Thursday, March 13, 2008

asphalters





Asphalt is a strange weird. I just looked it up on Wikipedia, always a good idea...

It comes from a Greek word asphaltos which means to secure or make firm. I came across this image from Stieglitz in a book I found on 17th St. yesterday, Reading American Photographs, by Alan Trachtenberg, published in 1989. I should read the book but instead I simply look at the pictures.
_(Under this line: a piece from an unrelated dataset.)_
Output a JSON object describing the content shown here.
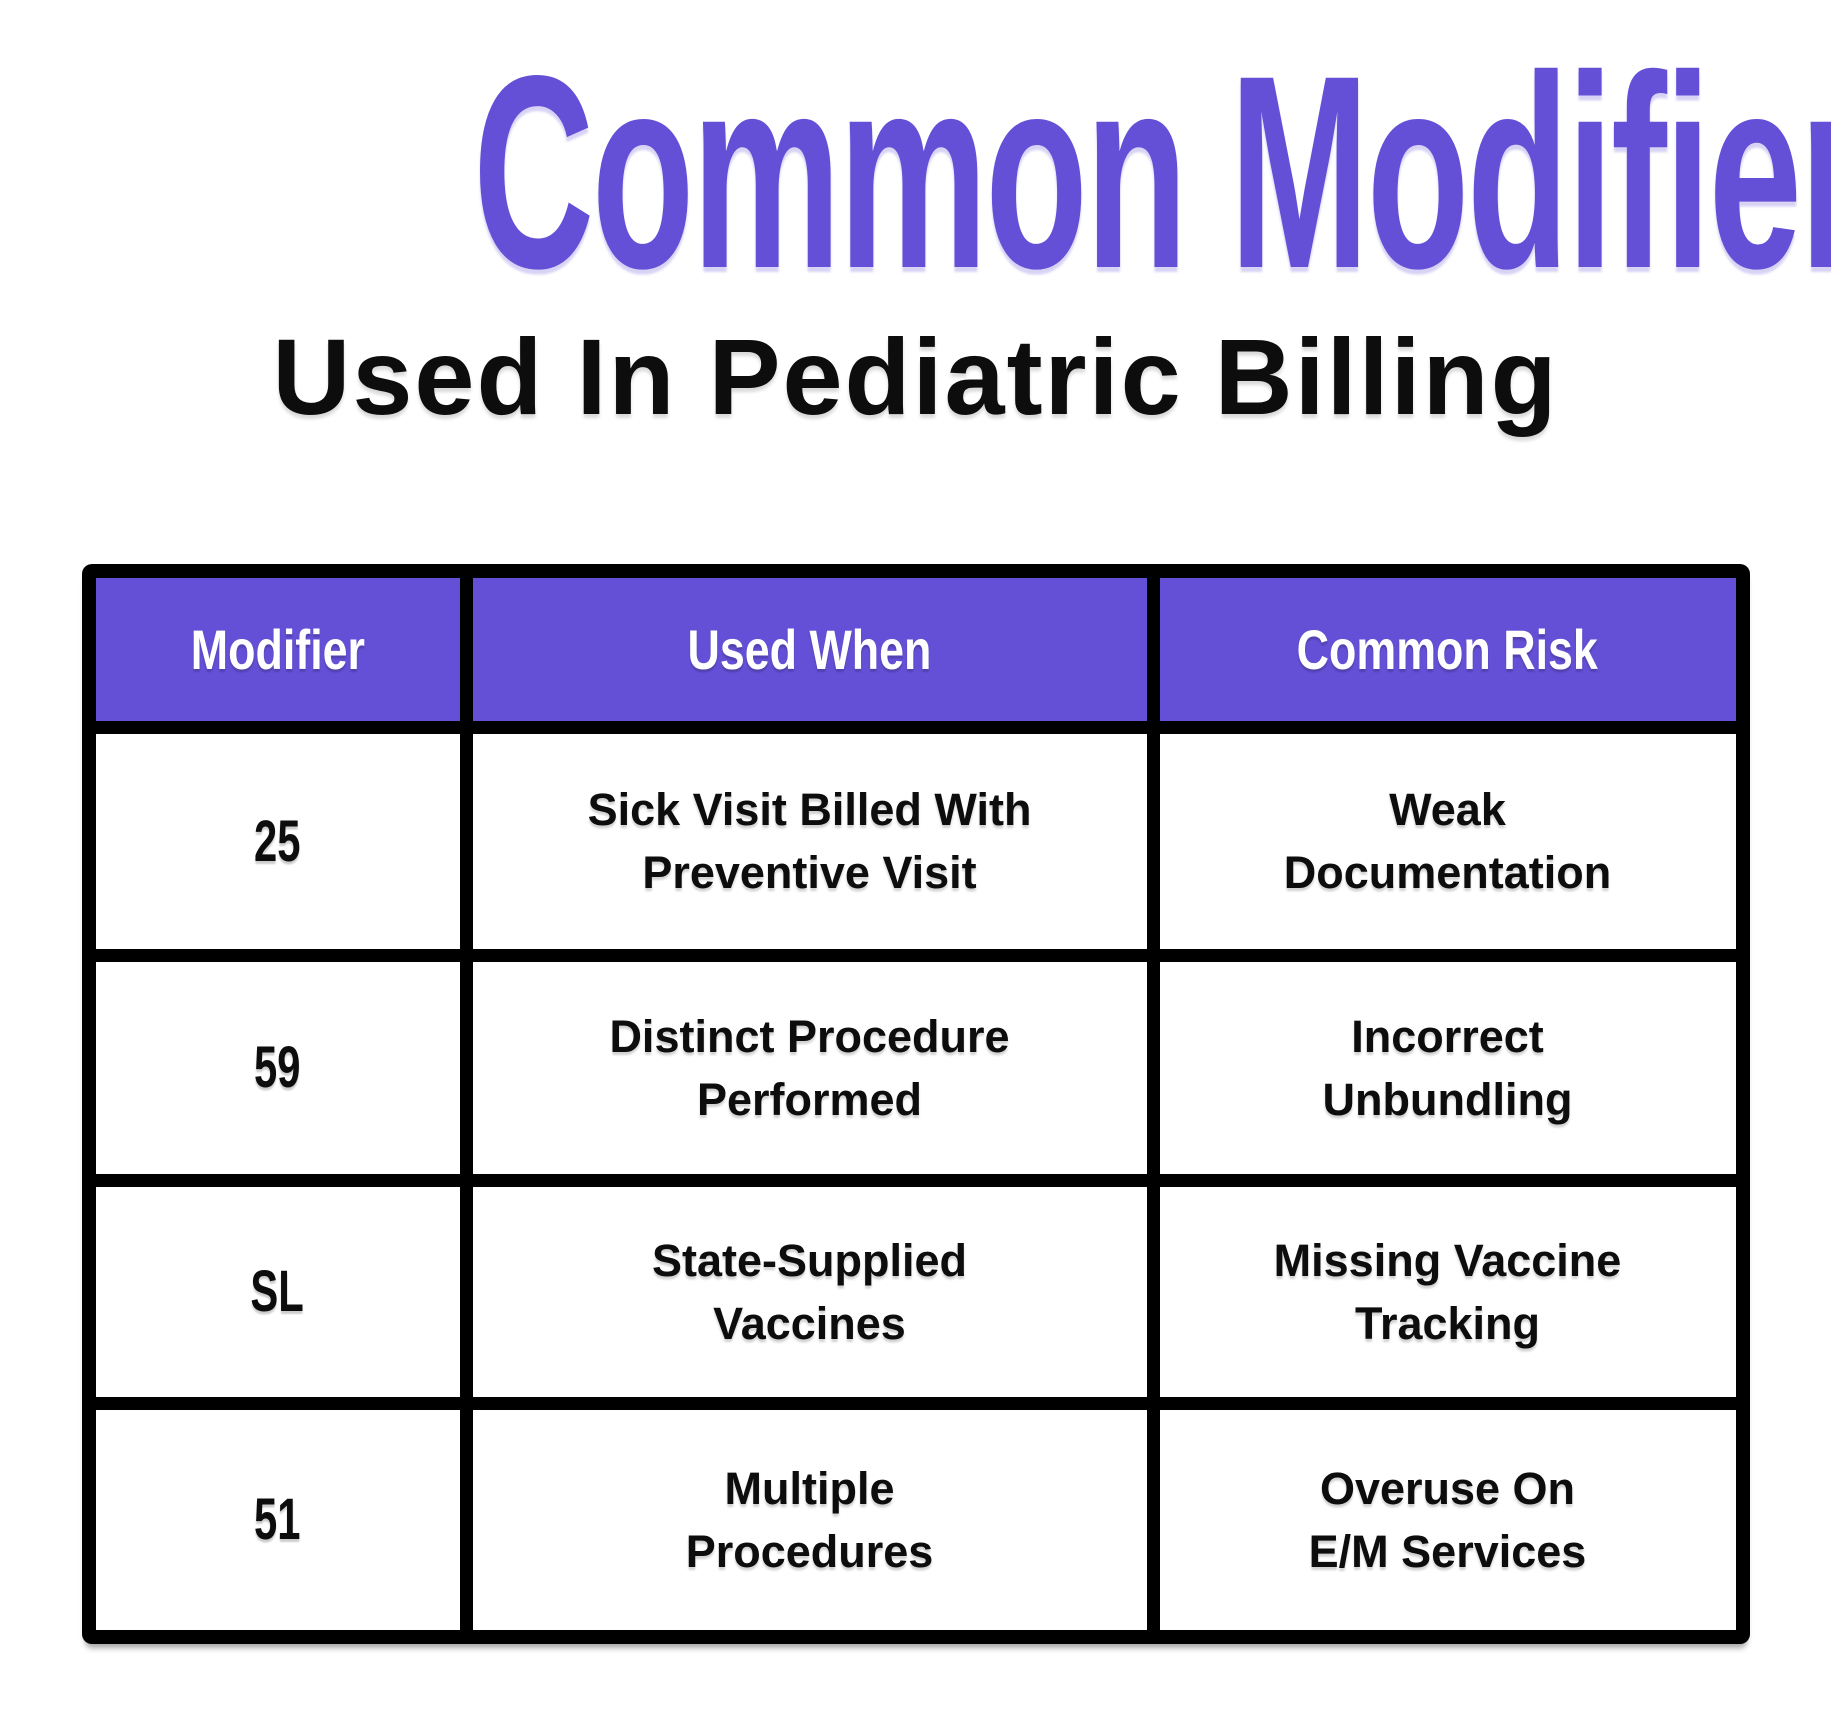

Today while scuttling down Prospect Avenue in our stupid amazing minivan we saw smoke in the distance which at first looked like a car on fire, but when we got close we saw it was asphalters at work in front of the nearly finished building called Le Parc Maison on the corner of Prospect and 11th Avenue. For synchronicity's sake we took our own asphalt pictures, my son and I. Well I took some and then he asked to, and his came out better than mine so that's the one you see above. I don't like to let him take pictures very often because it's already apparent that he will be a better photographer than I. Sadly, by the time we got there to take the shots, the obnoxious fumes had disapated and consequently our photo lacks drama.

A little later we passed by a truck of sod. Sod is compelling. It was a nice follow up to the asphalt, another compelling substance. The coolness and freshness of the grass and soil a nice refuge from the noxiousness and heat of the asphalt (called bitumen in other countries.) I read (guess where!) that it was used in the mummification process in Ancient Egypt.